Task Retry¶
aio-fluid supports automatic retries for two distinct failure modes: execution failures and rate limiting.
Both are configured per-task via RetryPolicy objects passed to the @task decorator.
RetryPolicy¶
fluid.scheduler.models.RetryPolicy
dataclass
¶
Retry policy for task execution failures.
from fluid.scheduler import RetryPolicy, task
@task(retry=RetryPolicy(max_attempts=3, wait=2.0, backoff=2.0))

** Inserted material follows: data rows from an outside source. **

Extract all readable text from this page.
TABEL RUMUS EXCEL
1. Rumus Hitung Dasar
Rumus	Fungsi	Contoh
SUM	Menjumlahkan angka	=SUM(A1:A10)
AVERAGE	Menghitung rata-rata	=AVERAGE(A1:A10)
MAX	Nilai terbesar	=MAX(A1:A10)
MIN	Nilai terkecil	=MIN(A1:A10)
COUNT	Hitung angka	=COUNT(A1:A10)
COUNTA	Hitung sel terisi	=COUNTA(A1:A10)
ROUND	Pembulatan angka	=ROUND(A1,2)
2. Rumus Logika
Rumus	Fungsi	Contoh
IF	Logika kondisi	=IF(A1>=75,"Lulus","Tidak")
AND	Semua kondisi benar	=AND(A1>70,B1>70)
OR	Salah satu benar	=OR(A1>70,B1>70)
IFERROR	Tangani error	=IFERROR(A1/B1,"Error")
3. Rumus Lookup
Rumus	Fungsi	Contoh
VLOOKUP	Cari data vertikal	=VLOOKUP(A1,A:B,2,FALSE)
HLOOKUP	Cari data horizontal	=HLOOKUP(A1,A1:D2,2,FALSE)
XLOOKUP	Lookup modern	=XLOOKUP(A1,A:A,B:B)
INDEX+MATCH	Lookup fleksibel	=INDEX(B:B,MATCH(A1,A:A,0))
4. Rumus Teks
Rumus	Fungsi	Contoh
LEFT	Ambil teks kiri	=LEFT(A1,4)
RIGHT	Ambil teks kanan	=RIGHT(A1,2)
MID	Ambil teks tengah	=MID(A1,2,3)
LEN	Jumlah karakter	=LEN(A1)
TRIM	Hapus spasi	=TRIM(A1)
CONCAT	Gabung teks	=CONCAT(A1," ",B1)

async def my_task(ctx: TaskRun) -> None:
...
max_attempts
class-attribute
instance-attribute
¶
Maximum number of retry attempts, not counting the initial attempt. If None, there is no limit on the number of attempts.
wait
class-attribute
instance-attribute
¶
Base wait time in seconds before the first retry.
backoff
class-attribute
instance-attribute
¶
Multiplier applied to wait on each successive attempt.
Use 1.0 for fixed delay, 2.0 for exponential backoff.
max_wait
class-attribute
instance-attribute
¶
Upper bound on wait time in seconds regardless of backoff.
exceptions
class-attribute
instance-attribute
¶
Exception types that trigger a retry. Empty tuple matches all exceptions.
delay
¶
matches
¶
Configuring retries on a task¶
Failure retry¶
Set retry on @task to re-queue the task when its executor raises an exception.

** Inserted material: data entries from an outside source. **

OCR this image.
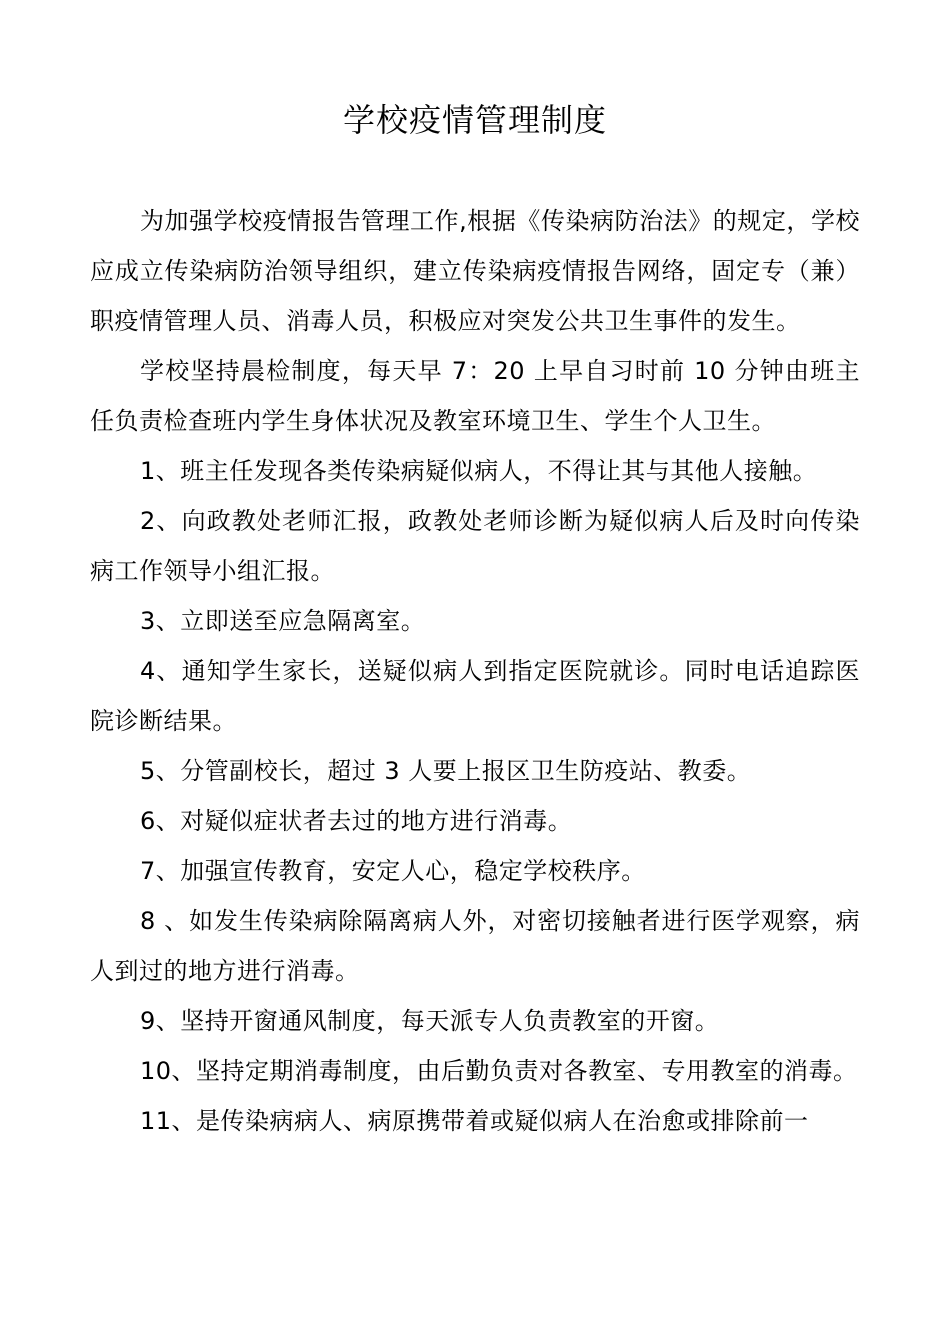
学校疫情管理制度

为加强学校疫情报告管理工作,根据《传染病防治法》的规定，学校应成立传染病防治领导组织，建立传染病疫情报告网络，固定专（兼）职疫情管理人员、消毒人员，积极应对突发公共卫生事件的发生。

学校坚持晨检制度，每天早 7：20 上早自习时前 10 分钟由班主任负责检查班内学生身体状况及教室环境卫生、学生个人卫生。

1、班主任发现各类传染病疑似病人，不得让其与其他人接触。

2、向政教处老师汇报，政教处老师诊断为疑似病人后及时向传染病工作领导小组汇报。

3、立即送至应急隔离室。

4、通知学生家长，送疑似病人到指定医院就诊。同时电话追踪医院诊断结果。

5、分管副校长，超过 3 人要上报区卫生防疫站、教委。

6、对疑似症状者去过的地方进行消毒。

7、加强宣传教育，安定人心，稳定学校秩序。

8 、如发生传染病除隔离病人外，对密切接触者进行医学观察，病人到过的地方进行消毒。

9、坚持开窗通风制度，每天派专人负责教室的开窗。

10、坚持定期消毒制度，由后勤负责对各教室、专用教室的消毒。

11、是传染病病人、病原携带着或疑似病人在治愈或排除前一
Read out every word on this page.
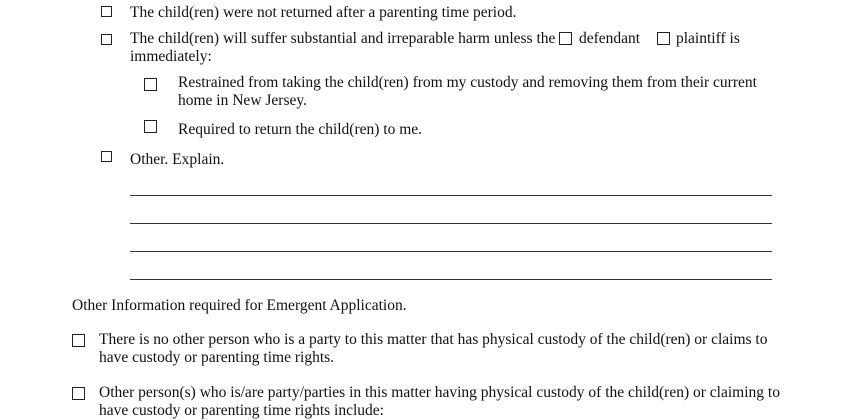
The child(ren) were not returned after a parenting time period.
The child(ren) will suffer substantial and irreparable harm unless the defendant plaintiff is
immediately:
Restrained from taking the child(ren) from my custody and removing them from their current
home in New Jersey.
Required to return the child(ren) to me.
Other. Explain.
Other Information required for Emergent Application.
There is no other person who is a party to this matter that has physical custody of the child(ren) or claims to
have custody or parenting time rights.
Other person(s) who is/are party/parties in this matter having physical custody of the child(ren) or claiming to
have custody or parenting time rights include:
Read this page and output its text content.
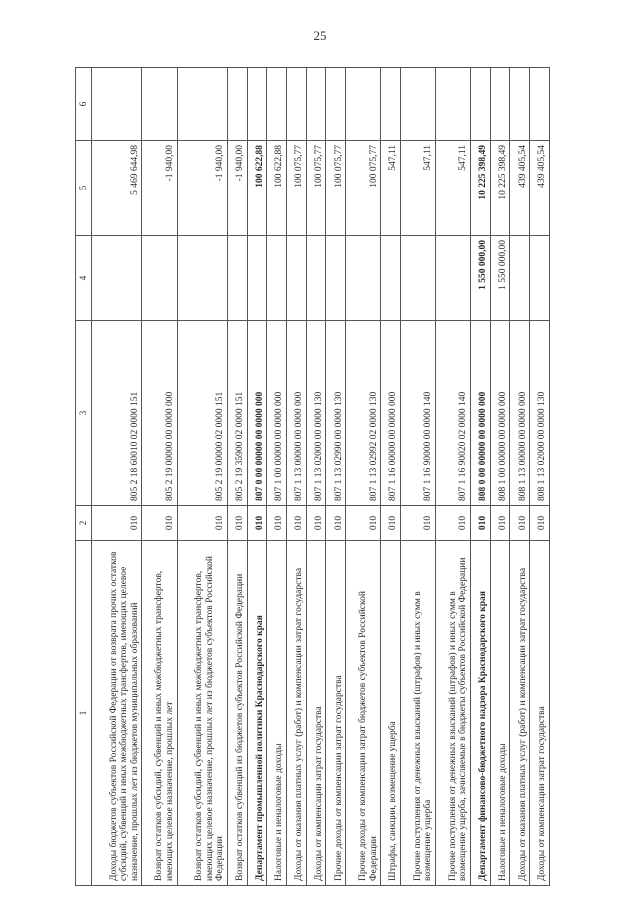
25
1	2	3	4	5	6
Доходы бюджетов субъектов Российской Федерации от возврата прочих остатков субсидий, субвенций и иных межбюджетных трансфертов, имеющих целевое назначение, прошлых лет из бюджетов муниципальных образований	010	805 2 18 60010 02 0000 151		5 469 644,98	
Возврат остатков субсидий, субвенций и иных межбюджетных трансфертов, имеющих целевое назначение, прошлых лет	010	805 2 19 00000 00 0000 000		-1 940,00	
Возврат остатков субсидий, субвенций и иных межбюджетных трансфертов, имеющих целевое назначение, прошлых лет из бюджетов субъектов Российской Федерации	010	805 2 19 00000 02 0000 151		-1 940,00	
Возврат остатков субвенций из бюджетов субъектов Российской Федерации	010	805 2 19 35900 02 0000 151		-1 940,00	
Департамент промышленной политики Краснодарского края	010	807 0 00 00000 00 0000 000		100 622,88	
Налоговые и неналоговые доходы	010	807 1 00 00000 00 0000 000		100 622,88	
Доходы от оказания платных услуг (работ) и компенсации затрат государства	010	807 1 13 00000 00 0000 000		100 075,77	
Доходы от компенсации затрат государства	010	807 1 13 02000 00 0000 130		100 075,77	
Прочие доходы от компенсации затрат государства	010	807 1 13 02990 00 0000 130		100 075,77	
Прочие доходы от компенсации затрат бюджетов субъектов Российской Федерации	010	807 1 13 02992 02 0000 130		100 075,77	
Штрафы, санкции, возмещение ущерба	010	807 1 16 00000 00 0000 000		547,11	
Прочие поступления от денежных взысканий (штрафов) и иных сумм в возмещение ущерба	010	807 1 16 90000 00 0000 140		547,11	
Прочие поступления от денежных взысканий (штрафов) и иных сумм в возмещение ущерба, зачисляемые в бюджеты субъектов Российской Федерации	010	807 1 16 90020 02 0000 140		547,11	
Департамент финансово-бюджетного надзора Краснодарского края	010	808 0 00 00000 00 0000 000	1 550 000,00	10 225 398,49	
Налоговые и неналоговые доходы	010	808 1 00 00000 00 0000 000	1 550 000,00	10 225 398,49	
Доходы от оказания платных услуг (работ) и компенсации затрат государства	010	808 1 13 00000 00 0000 000		439 405,54	
Доходы от компенсации затрат государства	010	808 1 13 02000 00 0000 130		439 405,54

The TaskRun is re-queued with an execute_after delay computed from the RetryPolicy; the worker that dequeued it is freed immediately to process other tasks.
from fluid.scheduler import RetryPolicy, task, TaskRun
@task(retry=RetryPolicy(max_attempts=3, wait=2.0, backoff=2.0))
async def fetch(ctx: TaskRun) -> None:
...
With backoff=2.0 the delays between attempts are 2s → 4s → 8s.
Use backoff=1.0 (the default) for a fixed delay.
To retry only on specific exception types, pass exceptions:
@task(retry=RetryPolicy(max_attempts=5, wait=1.0, exceptions=(IOError, TimeoutError)))
async def fetch(ctx: TaskRun) -> None:
...
Rate-limit retry¶
Set rate_limit_retry on @task to re-queue the task when it cannot start because
max_concurrency is already reached.
Without this policy, the TaskRun ends immediately in the rate_limited state.
@task(
max_concurrency=1,
rate_limit_retry=RetryPolicy(max_attempts=5, wait=10.0, backoff=1.5, max_wait=120.0),
)
async def exclusive(ctx: TaskRun) -> None:
...
How re-queuing works¶
Both retry modes share the same mechanism:
- The TaskConsumer detects the failure (execution error or concurrency limit).
- It creates a copy of the TaskRun with a fresh state and an
execute_aftertimestamp set tonow + delay. - The copy is pushed back onto the Redis queue via the TaskBroker.
- The TaskConsumer is freed immediately — no sleeping.
- When the copy is next dequeued, if
execute_afteris still in the future it is re-scheduled viacall_laterand the worker moves on; otherwise execution proceeds normally.
!!! note
The minimum effective re-queue delay is 5 seconds, regardless of the wait value in the policy.
A call_later is used to avoid busy-looping, and the floor ensures the worker is not called back too aggressively.